Forecasts & outlook Q3 2020
Experian’s latest house price forecasts for Cluttons are shown in the table below, based on their central economic scenario of a ‘delayed V-shape’, which sees UK GDP recover to pre-pandemic levels at the start of 2022.
As we noted previously, house price forecasts are likely to be subject to significant changes as new economic and health data emerges, and Experian have made major revisions to both the UK and Prime Central London figures this quarter. At national level, house prices have defied the economic gloom and are set to finish the year up by almost 5%. While the momentum is likely to slow next year, Experian do not expect any falls over the five-year forecast horizon.
PCL is a very different story. The Cluttons index reported large falls in Q3 for both capital values and rents. Experian now expect further falls in Q4 and continuing weakness in Q1 2021, before a relatively strong bounce-back next year from the second quarter. The downside risks to this outlook are clear: no Brexit trade deal or a worsening of the pandemic could result in a double-dip recession and slower recovery. Looking at prime property more specifically, the introduction of an additional tax burden for international buyers from April will put more pressure on the PCL sales markets.
A sample of house price forecasts from the October release of the HM Treasury comparison report are shown in Figure 1, compared against their equivalents from July. Unlike GDP forecasts, as the pandemic has progressed the figures have not converged around a consensus, with some forecasters now more optimistic on house prices compared to three months ago, and some much more negative, even for the 2020 figures.
A selection of the latest forecasts from other property consultancies are shown in the table below, along with the central scenario from the OBR.
Risks and Opportunities
For 2020 the picture at national level is relatively clear, with the pandemic boosting demand as buyers re-evaluated their housing needs and traded location for space. The stamp duty holiday appears to have been very premature, and indeed the main question in the short term is whether conveyancers and valuers can work through the backlog of agreed sales (and keep pace with the continued high levels of activity) and get deals done before the holiday ends in March.

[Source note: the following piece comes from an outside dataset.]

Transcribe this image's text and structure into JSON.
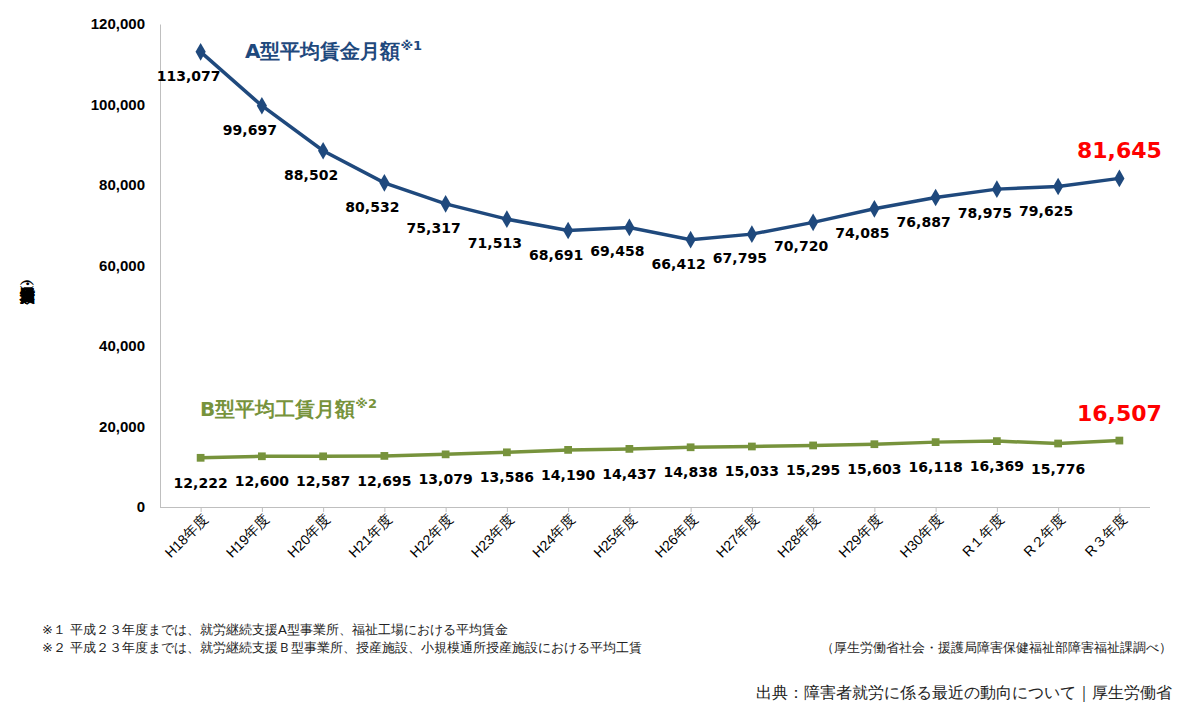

Assuming the holiday is not extended, sales volumes could face a ‘cliff edge’ scenario and drop dramatically from April, as they have in past examples of tax changes. At this time there may be continued negative economic impacts (from either the pandemic or a no-deal Brexit), leading to ‘forced sales’ from homeowners and investors in financial distress. Very low turnover means that these sales could start to negatively influence price indices and confidence in the market.
Factors supporting the market include continuing low interest rates and further quantitative easing (QE), but it is unclear whether more can be done with these levers in the event of a severe downturn.
Outside the obvious risks mentioned above, the possibility of new or increased property or wealth taxes remains on the horizon. The pandemic has reduced tax revenues significantly and required many tens of billions of pounds of emergency spending, so the public finances will need to be built back up. As mentioned last quarter, reducing or removing the Capital Gains Tax exemption for main residences are one option, but this could have major implications for the property market and wider economy going forward.